The present show consists of two suites, the first and earlier in black and white, and the second printed entirely in shades of white. The former, with its stark contrast and its subtle gradations of gray, is the more immediately appealing. Some of the images are boldly sensual; others suggest a mysterious, nocturnal state of being, tinged with decay.
 
Flowers flourish differently than anything else in nature; they die differently as well. Ms. Izu, in these images, runs a gamut between both extremes, reminding us as well of the human relationship to the floral world, for we make flowers the companion of our most intimate hours, and of our deepest joys and sorrows. They personify us, and we them; and yet they are full of strangeness, and when seen with a poet’s eye such as Ms. Izu’s, they can genuinely startle us.
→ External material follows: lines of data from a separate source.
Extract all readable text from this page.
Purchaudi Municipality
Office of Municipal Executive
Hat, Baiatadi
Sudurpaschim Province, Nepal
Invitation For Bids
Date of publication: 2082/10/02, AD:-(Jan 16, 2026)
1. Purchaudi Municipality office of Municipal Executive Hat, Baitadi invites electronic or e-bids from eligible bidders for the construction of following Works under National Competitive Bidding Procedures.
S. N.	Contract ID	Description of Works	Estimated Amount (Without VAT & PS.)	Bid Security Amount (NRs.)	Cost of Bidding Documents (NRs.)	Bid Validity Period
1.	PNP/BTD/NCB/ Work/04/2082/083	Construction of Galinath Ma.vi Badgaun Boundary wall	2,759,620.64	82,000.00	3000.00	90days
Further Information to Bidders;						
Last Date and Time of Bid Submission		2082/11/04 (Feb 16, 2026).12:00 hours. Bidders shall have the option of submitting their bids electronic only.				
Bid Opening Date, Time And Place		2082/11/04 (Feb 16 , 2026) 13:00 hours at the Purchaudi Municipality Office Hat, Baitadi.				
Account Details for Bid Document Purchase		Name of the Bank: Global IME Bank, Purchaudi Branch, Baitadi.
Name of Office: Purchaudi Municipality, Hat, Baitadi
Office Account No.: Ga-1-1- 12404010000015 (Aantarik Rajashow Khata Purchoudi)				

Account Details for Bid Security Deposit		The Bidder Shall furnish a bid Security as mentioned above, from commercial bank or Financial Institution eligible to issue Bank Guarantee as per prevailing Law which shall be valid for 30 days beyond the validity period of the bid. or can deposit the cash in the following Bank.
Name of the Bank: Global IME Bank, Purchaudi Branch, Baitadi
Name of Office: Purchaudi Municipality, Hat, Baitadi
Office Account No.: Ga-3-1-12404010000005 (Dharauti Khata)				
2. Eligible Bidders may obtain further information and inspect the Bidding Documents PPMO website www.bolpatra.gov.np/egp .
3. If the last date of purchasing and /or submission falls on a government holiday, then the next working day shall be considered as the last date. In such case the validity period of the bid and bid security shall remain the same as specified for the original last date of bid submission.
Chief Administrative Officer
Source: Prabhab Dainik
D. H. Lawrence understood flowers this way, and I think he would have enjoyed this exhibition.
 
It is Ms. Izu’s white-on-white images, however, that made the finally more distinctive impression for me. Using roses and sweet pea, she achieves an extraordinary sense of scalloping; her petals, seemingly urged by an invisible wind, suggest sculpture in motion. One thinks of the flutings of ancient Greek statuary, but whereas the Greeks sought to mimic nature, Ms. Izu derives the most delicate of artifacts from actual leaves.
 
It’s yet another way she negotiates the subtle bridge between the flower world and our own, and suggests the myriad subtle ways in which they reflect and comment on each other.